OK, so you get a long list of oligonucleotides ordered and shipped. Sounds prohibitively expensive, I guess this is a thought experiment or simulation exercise?

> Arrange the test tubes as shown in the diagram below.

OK, Get a microplate with 384 wells (== test tubes).

> Don't forget to provide the initial concentrations according to the table below.

Dump an oligonucleotide solution into each well? According to what table? There is no "table below". Which oligonucleotide in which well?

> Use a pipette to encode the position (row and column) of each tube to start the computation.

A pipette is used to dispense fluid. How does a pipette "encode position"?? Start what computation?

Is this a joke for biology PHD's?

6 comments

Yes, this is more like a thought experiment and it will require lots of efforts and money to realize it smoothly in a wet lab.

However, it is far more realizable than some other DNA implementations described in papers.

The idea to publish DNA code on GitHub with CI, tests, linters, badges etc. is obviously a form of joke, but the project itself was done like a serious applied maths research.

I love that you do actual research in ObservableHQ!

Awesome visualisations and super interesting work! Looking forward to more :D

>OK, Get a microplate with 384 wells (== test tubes).

Why 384? You could get any amount you want, you'd just have to modify the coefficients for row and column accordingly (linear increase with decrease of number per axis).

Imagine if you'd skip every other row and column, the image would still be the same, just lower resolution.

> According to what table? There is no "table below".

CTRL-F environment variables. Click on that.

>A pipette is used to dispense fluid. How does a pipette "encode position"?? Start what computation?

???

The concentrations are determined by row and column, thus encode position.

384 well plates (16x24) are one of the “standard” sizes and the densest that a typical lab is likely to have on-hand.
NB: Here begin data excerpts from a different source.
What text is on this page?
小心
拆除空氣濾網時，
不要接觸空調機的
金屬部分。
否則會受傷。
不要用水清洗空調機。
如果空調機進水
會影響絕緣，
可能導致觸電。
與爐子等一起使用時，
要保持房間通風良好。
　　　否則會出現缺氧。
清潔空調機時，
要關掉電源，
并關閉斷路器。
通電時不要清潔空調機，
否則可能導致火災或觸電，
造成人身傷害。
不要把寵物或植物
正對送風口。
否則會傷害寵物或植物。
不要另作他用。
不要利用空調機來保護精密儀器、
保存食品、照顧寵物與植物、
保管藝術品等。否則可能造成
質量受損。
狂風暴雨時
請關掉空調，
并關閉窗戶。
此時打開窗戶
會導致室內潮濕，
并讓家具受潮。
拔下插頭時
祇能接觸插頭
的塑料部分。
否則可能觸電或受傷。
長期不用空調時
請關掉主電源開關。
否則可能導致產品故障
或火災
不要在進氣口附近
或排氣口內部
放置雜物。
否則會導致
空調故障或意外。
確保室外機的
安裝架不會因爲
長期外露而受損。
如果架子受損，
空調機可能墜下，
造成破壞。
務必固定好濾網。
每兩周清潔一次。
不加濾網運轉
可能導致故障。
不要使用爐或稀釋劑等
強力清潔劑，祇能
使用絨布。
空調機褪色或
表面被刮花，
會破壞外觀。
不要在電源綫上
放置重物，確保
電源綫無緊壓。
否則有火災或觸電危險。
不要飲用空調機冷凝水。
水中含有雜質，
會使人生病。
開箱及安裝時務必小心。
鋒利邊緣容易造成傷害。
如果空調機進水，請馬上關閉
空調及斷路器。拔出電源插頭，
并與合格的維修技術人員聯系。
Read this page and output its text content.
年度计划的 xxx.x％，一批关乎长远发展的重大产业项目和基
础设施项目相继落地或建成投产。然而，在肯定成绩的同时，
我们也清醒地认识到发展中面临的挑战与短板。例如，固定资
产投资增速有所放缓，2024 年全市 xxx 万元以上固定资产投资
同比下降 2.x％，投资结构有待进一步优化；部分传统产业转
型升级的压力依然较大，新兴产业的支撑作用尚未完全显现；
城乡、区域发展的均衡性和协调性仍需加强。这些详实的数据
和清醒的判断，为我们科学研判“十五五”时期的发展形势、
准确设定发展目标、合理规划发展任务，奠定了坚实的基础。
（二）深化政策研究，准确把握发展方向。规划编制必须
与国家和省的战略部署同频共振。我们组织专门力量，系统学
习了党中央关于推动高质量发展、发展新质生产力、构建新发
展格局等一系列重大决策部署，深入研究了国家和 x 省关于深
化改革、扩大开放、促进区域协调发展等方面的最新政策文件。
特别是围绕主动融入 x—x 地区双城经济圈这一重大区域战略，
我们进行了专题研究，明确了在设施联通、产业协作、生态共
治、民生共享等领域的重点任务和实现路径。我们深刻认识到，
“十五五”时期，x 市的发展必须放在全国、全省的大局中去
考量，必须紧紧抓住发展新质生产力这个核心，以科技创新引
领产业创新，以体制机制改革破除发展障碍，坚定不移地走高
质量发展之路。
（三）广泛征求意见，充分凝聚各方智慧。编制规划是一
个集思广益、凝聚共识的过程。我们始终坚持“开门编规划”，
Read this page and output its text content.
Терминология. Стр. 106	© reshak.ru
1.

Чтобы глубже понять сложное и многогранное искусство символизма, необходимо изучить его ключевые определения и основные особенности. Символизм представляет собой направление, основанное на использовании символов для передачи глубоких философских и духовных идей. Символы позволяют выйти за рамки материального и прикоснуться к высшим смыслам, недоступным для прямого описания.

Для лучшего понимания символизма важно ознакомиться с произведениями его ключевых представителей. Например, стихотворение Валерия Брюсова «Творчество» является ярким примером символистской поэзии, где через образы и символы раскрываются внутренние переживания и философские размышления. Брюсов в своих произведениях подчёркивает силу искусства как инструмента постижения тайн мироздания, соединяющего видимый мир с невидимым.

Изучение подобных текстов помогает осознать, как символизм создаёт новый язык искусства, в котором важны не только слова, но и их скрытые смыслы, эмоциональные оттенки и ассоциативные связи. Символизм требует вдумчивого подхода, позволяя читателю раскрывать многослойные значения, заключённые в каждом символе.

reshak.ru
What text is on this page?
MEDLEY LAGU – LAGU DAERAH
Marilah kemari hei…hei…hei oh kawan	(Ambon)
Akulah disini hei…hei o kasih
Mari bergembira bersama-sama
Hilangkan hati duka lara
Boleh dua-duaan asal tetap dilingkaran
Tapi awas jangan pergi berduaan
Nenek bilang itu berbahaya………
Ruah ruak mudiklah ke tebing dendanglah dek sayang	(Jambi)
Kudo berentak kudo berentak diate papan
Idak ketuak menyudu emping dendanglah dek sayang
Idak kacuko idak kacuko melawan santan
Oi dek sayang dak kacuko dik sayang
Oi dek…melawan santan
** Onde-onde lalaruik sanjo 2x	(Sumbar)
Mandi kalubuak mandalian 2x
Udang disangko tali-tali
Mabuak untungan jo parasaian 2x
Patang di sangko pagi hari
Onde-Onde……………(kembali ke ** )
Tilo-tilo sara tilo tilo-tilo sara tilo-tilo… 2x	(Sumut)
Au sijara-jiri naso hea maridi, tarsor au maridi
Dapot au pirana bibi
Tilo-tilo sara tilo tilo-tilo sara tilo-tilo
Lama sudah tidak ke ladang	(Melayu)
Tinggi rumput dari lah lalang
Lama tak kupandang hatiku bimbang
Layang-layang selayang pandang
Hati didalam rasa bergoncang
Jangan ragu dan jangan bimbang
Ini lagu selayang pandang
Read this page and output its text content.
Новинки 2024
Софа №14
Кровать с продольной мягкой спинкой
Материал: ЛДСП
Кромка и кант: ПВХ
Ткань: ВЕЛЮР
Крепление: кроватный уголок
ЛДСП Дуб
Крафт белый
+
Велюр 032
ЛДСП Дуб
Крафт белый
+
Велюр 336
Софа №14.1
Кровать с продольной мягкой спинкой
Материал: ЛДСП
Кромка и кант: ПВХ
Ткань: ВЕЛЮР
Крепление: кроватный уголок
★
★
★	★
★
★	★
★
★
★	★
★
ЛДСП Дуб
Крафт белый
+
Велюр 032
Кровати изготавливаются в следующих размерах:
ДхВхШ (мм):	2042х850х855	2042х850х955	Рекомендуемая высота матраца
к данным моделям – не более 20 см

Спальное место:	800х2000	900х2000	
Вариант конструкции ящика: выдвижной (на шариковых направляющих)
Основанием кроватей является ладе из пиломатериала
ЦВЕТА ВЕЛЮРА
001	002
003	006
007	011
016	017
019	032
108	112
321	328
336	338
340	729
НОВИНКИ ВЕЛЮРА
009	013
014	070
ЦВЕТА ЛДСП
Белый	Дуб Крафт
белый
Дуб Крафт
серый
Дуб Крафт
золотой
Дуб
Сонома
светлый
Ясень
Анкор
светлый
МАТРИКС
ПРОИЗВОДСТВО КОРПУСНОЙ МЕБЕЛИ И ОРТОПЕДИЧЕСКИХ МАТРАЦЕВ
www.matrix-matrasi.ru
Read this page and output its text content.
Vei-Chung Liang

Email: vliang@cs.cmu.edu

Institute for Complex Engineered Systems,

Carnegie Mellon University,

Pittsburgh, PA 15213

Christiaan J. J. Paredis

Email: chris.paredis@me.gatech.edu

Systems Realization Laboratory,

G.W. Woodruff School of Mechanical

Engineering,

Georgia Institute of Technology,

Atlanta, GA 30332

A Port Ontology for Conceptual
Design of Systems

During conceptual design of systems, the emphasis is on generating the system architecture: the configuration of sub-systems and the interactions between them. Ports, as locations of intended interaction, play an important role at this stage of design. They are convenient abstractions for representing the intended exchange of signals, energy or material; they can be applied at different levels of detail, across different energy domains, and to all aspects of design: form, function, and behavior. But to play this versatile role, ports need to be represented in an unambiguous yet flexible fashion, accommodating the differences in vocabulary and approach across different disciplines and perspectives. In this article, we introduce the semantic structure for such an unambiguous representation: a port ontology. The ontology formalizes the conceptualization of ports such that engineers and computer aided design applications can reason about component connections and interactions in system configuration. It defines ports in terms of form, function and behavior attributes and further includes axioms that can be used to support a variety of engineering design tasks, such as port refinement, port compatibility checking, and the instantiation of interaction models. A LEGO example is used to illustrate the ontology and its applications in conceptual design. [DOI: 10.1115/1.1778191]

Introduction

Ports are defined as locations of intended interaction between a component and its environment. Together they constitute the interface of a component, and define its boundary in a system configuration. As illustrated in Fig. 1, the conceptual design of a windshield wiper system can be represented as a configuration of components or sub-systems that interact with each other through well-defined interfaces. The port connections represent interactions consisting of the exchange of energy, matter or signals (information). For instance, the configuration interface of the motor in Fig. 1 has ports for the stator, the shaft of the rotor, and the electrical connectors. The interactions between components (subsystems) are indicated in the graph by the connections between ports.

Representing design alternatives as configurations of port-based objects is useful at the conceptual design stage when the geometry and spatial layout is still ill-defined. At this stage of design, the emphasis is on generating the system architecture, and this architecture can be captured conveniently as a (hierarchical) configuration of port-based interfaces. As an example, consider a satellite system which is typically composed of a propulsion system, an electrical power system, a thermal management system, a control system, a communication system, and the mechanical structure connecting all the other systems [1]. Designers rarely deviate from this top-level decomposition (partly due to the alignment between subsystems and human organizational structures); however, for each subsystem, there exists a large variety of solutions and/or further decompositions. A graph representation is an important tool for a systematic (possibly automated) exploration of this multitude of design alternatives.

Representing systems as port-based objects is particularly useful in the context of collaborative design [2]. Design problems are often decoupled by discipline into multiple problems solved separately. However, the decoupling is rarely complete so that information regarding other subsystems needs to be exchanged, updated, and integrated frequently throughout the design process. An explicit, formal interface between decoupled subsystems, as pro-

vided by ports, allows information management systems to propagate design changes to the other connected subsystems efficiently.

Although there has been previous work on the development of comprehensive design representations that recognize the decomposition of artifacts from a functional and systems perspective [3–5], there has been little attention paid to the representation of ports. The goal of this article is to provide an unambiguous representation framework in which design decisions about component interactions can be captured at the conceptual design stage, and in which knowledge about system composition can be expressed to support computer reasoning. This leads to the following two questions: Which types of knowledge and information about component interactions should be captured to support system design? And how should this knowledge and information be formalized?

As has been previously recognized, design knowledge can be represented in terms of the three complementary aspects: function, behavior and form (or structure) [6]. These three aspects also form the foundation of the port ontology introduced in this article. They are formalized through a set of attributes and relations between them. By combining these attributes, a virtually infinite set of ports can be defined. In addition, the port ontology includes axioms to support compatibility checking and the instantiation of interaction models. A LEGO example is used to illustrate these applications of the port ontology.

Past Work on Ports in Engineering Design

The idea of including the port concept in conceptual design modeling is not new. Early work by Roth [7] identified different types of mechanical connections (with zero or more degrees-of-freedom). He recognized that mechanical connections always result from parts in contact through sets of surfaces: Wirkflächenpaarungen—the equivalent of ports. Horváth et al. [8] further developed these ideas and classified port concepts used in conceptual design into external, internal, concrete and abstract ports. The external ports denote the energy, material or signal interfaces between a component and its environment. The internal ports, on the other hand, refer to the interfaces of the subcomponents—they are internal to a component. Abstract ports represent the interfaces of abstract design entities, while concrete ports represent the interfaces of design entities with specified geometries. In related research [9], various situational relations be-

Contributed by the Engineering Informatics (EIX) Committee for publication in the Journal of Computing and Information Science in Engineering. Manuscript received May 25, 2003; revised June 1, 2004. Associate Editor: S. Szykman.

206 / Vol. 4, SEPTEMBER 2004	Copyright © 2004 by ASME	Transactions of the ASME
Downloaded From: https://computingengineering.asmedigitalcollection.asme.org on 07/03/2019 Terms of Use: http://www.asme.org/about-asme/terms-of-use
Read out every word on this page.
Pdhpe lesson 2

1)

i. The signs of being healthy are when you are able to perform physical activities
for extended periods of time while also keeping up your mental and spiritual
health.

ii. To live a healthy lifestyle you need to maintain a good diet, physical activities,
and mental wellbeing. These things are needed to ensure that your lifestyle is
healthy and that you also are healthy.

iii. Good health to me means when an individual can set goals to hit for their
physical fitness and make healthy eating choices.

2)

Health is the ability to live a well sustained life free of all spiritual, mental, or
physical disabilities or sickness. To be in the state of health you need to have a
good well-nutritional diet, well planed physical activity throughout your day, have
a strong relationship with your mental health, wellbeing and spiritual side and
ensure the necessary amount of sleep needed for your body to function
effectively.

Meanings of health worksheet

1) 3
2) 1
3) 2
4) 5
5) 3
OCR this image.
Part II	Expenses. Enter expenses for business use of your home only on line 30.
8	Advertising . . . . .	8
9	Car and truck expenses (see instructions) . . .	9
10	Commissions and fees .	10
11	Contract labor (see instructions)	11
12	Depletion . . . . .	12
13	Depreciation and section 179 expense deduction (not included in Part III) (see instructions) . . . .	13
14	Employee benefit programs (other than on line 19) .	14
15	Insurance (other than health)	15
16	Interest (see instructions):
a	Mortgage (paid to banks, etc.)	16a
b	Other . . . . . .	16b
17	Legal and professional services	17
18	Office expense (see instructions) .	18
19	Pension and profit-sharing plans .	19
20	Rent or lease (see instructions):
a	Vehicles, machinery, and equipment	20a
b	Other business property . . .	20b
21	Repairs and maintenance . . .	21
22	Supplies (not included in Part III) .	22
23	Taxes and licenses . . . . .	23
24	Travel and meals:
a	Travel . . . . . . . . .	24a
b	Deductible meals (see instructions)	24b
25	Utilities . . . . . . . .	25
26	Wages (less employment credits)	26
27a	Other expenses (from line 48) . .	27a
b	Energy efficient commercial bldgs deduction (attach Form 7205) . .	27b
The next size up/down (fewer, bigger wells) is probably 96 wells in an 8x12 grid.
Someone should price this out on transcript aka https://strateos.com/ cloud lab...
There was a lot of interest in this field in the late '90s over fears of Moore's Law eventually hitting a brick wall

https://en.wikipedia.org/wiki/DNA_computing

> A pipette is used to dispense fluid. How does a pipette "encode position"??

The illustration shows this relatively clearly: at row N column M, you put N drops of solution A and M drops of solution B.

> A pipette is used to dispense fluid. How does a pipette "encode position"?? Start what computation?

This is shown in the picture; you put X drops of one fluid and Y drops of a different fluid, where (X, Y) is the position of a given test tube.